Dans des rencontres nancéiennes à nos côtés, vous avez évoqué l’importance de la recherche de positions franco-allemandes : comment évoluent-elles relativement au TTIP ? Les négociations commerciales font surtout ressortir la disparité qui existe entre les pays de l’Union européenne en matière sociale et fiscale. Quel calendrier d’harmonisation faut-il envisager pour que l’Union européenne soit plus forte dans la négociation avec les États-Unis ?

Enfin, vu les récents drames en Méditerranée, la France ne pourrait-elle repenser ses partenariats commerciaux avec l’Afrique ? Ce continent doit être le continent de l’avenir, non celui de la tragédie.

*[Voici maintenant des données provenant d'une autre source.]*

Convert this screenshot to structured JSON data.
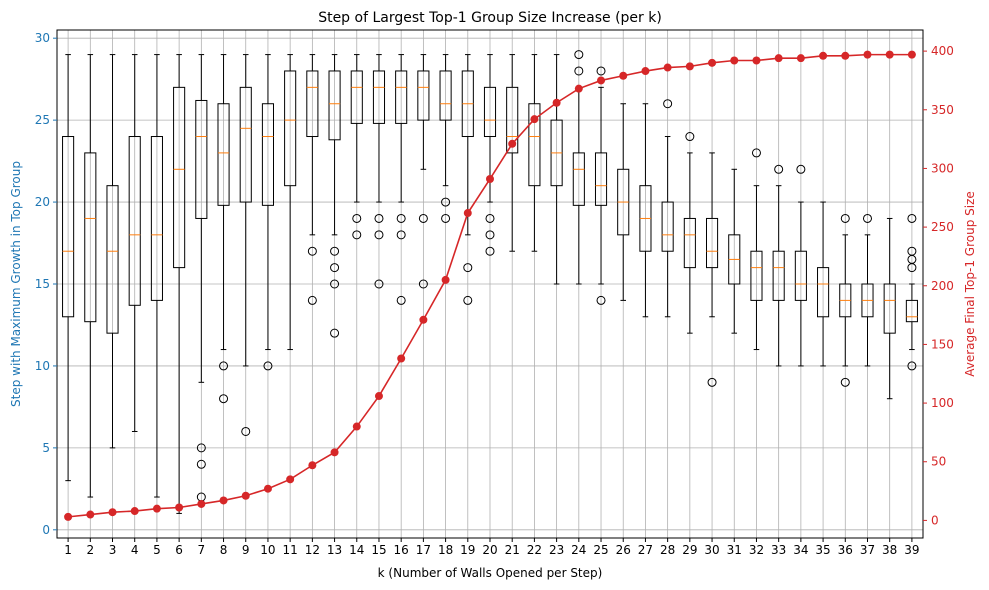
{
  "chart_data": {
    "type": "boxplot+line",
    "title": "Step of Largest Top-1 Group Size Increase (per k)",
    "xlabel": "k (Number of Walls Opened per Step)",
    "ylabel_left": "Step with Maximum Growth in Top Group",
    "ylabel_right": "Average Final Top-1 Group Size",
    "categories": [
      "1",
      "2",
      "3",
      "4",
      "5",
      "6",
      "7",
      "8",
      "9",
      "10",
      "11",
      "12",
      "13",
      "14",
      "15",
      "16",
      "17",
      "18",
      "19",
      "20",
      "21",
      "22",
      "23",
      "24",
      "25",
      "26",
      "27",
      "28",
      "29",
      "30",
      "31",
      "32",
      "33",
      "34",
      "35",
      "36",
      "37",
      "38",
      "39"
    ],
    "ylim_left": [
      -0.5,
      30.5
    ],
    "yticks_left": [
      0,
      5,
      10,
      15,
      20,
      25,
      30
    ],
    "ylim_right": [
      -15,
      418
    ],
    "yticks_right": [
      0,
      50,
      100,
      150,
      200,
      250,
      300,
      350,
      400
    ],
    "grid": true,
    "colors": {
      "left_axis": "#1f77b4",
      "right_axis": "#d62728",
      "median": "#ff7f0e",
      "box": "#000000",
      "grid": "#b0b0b0"
    },
    "boxes": [
      {
        "k": 1,
        "whislo": 3,
        "q1": 13,
        "med": 17,
        "q3": 24,
        "whishi": 29,
        "fliers": []
      },
      {
        "k": 2,
        "whislo": 2,
        "q1": 12.7,
        "med": 19,
        "q3": 23,
        "whishi": 29,
        "fliers": []
      },
      {
        "k": 3,
        "whislo": 5,
        "q1": 12,
        "med": 17,
        "q3": 21,
        "whishi": 29,
        "fliers": []
      },
      {
        "k": 4,
        "whislo": 6,
        "q1": 13.7,
        "med": 18,
        "q3": 24,
        "whishi": 29,
        "fliers": []
      },
      {
        "k": 5,
        "whislo": 2,
        "q1": 14,
        "med": 18,
        "q3": 24,
        "whishi": 29,
        "fliers": []
      },
      {
        "k": 6,
        "whislo": 1,
        "q1": 16,
        "med": 22,
        "q3": 27,
        "whishi": 29,
        "fliers": []
      },
      {
        "k": 7,
        "whislo": 9,
        "q1": 19,
        "med": 24,
        "q3": 26.2,
        "whishi": 29,
        "fliers": [
          5,
          4,
          2
        ]
      },
      {
        "k": 8,
        "whislo": 11,
        "q1": 19.8,
        "med": 23,
        "q3": 26,
        "whishi": 29,
        "fliers": [
          10,
          8
        ]
      },
      {
        "k": 9,
        "whislo": 10,
        "q1": 20,
        "med": 24.5,
        "q3": 27,
        "whishi": 29,
        "fliers": [
          6
        ]
      },
      {
        "k": 10,
        "whislo": 11,
        "q1": 19.8,
        "med": 24,
        "q3": 26,
        "whishi": 29,
        "fliers": [
          10
        ]
      },
      {
        "k": 11,
        "whislo": 11,
        "q1": 21,
        "med": 25,
        "q3": 28,
        "whishi": 29,
        "fliers": []
      },
      {
        "k": 12,
        "whislo": 18,
        "q1": 24,
        "med": 27,
        "q3": 28,
        "whishi": 29,
        "fliers": [
          17,
          14
        ]
      },
      {
        "k": 13,
        "whislo": 18,
        "q1": 23.8,
        "med": 26,
        "q3": 28,
        "whishi": 29,
        "fliers": [
          17,
          16,
          15,
          12
        ]
      },
      {
        "k": 14,
        "whislo": 20,
        "q1": 24.8,
        "med": 27,
        "q3": 28,
        "whishi": 29,
        "fliers": [
          19,
          18
        ]
      },
      {
        "k": 15,
        "whislo": 20,
        "q1": 24.8,
        "med": 27,
        "q3": 28,
        "whishi": 29,
        "fliers": [
          19,
          18,
          15
        ]
      },
      {
        "k": 16,
        "whislo": 20,
        "q1": 24.8,
        "med": 27,
        "q3": 28,
        "whishi": 29,
        "fliers": [
          19,
          18,
          14
        ]
      },
      {
        "k": 17,
        "whislo": 22,
        "q1": 25,
        "med": 27,
        "q3": 28,
        "whishi": 29,
        "fliers": [
          19,
          15
        ]
      },
      {
        "k": 18,
        "whislo": 21,
        "q1": 25,
        "med": 26,
        "q3": 28,
        "whishi": 29,
        "fliers": [
          20,
          19
        ]
      },
      {
        "k": 19,
        "whislo": 18,
        "q1": 24,
        "med": 26,
        "q3": 28,
        "whishi": 29,
        "fliers": [
          16,
          14
        ]
      },
      {
        "k": 20,
        "whislo": 20,
        "q1": 24,
        "med": 25,
        "q3": 27,
        "whishi": 29,
        "fliers": [
          19,
          18,
          17
        ]
      },
      {
        "k": 21,
        "whislo": 17,
        "q1": 23,
        "med": 24,
        "q3": 27,
        "whishi": 29,
        "fliers": []
      },
      {
        "k": 22,
        "whislo": 17,
        "q1": 21,
        "med": 24,
        "q3": 26,
        "whishi": 29,
        "fliers": []
      },
      {
        "k": 23,
        "whislo": 15,
        "q1": 21,
        "med": 23,
        "q3": 25,
        "whishi": 29,
        "fliers": []
      },
      {
        "k": 24,
        "whislo": 15,
        "q1": 19.8,
        "med": 22,
        "q3": 23,
        "whishi": 27,
        "fliers": [
          29,
          28
        ]
      },
      {
        "k": 25,
        "whislo": 15,
        "q1": 19.8,
        "med": 21,
        "q3": 23,
        "whishi": 27,
        "fliers": [
          28,
          14
        ]
      },
      {
        "k": 26,
        "whislo": 14,
        "q1": 18,
        "med": 20,
        "q3": 22,
        "whishi": 26,
        "fliers": []
      },
      {
        "k": 27,
        "whislo": 13,
        "q1": 17,
        "med": 19,
        "q3": 21,
        "whishi": 26,
        "fliers": []
      },
      {
        "k": 28,
        "whislo": 13,
        "q1": 17,
        "med": 18,
        "q3": 20,
        "whishi": 24,
        "fliers": [
          26
        ]
      },
      {
        "k": 29,
        "whislo": 12,
        "q1": 16,
        "med": 18,
        "q3": 19,
        "whishi": 23,
        "fliers": [
          24
        ]
      },
      {
        "k": 30,
        "whislo": 13,
        "q1": 16,
        "med": 17,
        "q3": 19,
        "whishi": 23,
        "fliers": [
          9
        ]
      },
      {
        "k": 31,
        "whislo": 12,
        "q1": 15,
        "med": 16.5,
        "q3": 18,
        "whishi": 22,
        "fliers": []
      },
      {
        "k": 32,
        "whislo": 11,
        "q1": 14,
        "med": 16,
        "q3": 17,
        "whishi": 21,
        "fliers": [
          23
        ]
      },
      {
        "k": 33,
        "whislo": 10,
        "q1": 14,
        "med": 16,
        "q3": 17,
        "whishi": 21,
        "fliers": [
          22
        ]
      },
      {
        "k": 34,
        "whislo": 10,
        "q1": 14,
        "med": 15,
        "q3": 17,
        "whishi": 20,
        "fliers": [
          22
        ]
      },
      {
        "k": 35,
        "whislo": 10,
        "q1": 13,
        "med": 15,
        "q3": 16,
        "whishi": 20,
        "fliers": []
      },
      {
        "k": 36,
        "whislo": 10,
        "q1": 13,
        "med": 14,
        "q3": 15,
        "whishi": 18,
        "fliers": [
          19,
          9
        ]
      },
      {
        "k": 37,
        "whislo": 10,
        "q1": 13,
        "med": 14,
        "q3": 15,
        "whishi": 18,
        "fliers": [
          19
        ]
      },
      {
        "k": 38,
        "whislo": 8,
        "q1": 12,
        "med": 14,
        "q3": 15,
        "whishi": 19,
        "fliers": []
      },
      {
        "k": 39,
        "whislo": 11,
        "q1": 12.7,
        "med": 13,
        "q3": 14,
        "whishi": 15,
        "fliers": [
          19,
          17,
          16.5,
          16,
          10
        ]
      }
    ],
    "series": [
      {
        "name": "Average Final Top-1 Group Size",
        "axis": "right",
        "values": [
          3,
          5,
          7,
          8,
          10,
          11,
          14,
          17,
          21,
          27,
          35,
          47,
          58,
          80,
          106,
          138,
          171,
          205,
          262,
          291,
          321,
          342,
          356,
          368,
          375,
          379,
          383,
          386,
          387,
          390,
          392,
          392,
          394,
          394,
          396,
          396,
          397,
          397,
          397
        ]
      }
    ]
  }
}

M. Pierre Lequiller. Je suis attaché au principe d’un accord. Il ne me semble pas possible de vouloir le rejeter avant d’examiner le fond des choses, alors qu’il peut être très positif pour la France et pour l’Union européenne.

La position très fermée de la partie américaine sur les marchés publics n’est pas acceptable. J’approuve votre opposition sur ce point, comme sur les trois autres grandes questions qui dominent en fait le débat : les sujets agricoles, les domaines sectoriels et le mécanisme d’arbitrage. Qu’est-ce qui peut, monsieur le ministre, amener les Américains à évoluer sur ces questions ?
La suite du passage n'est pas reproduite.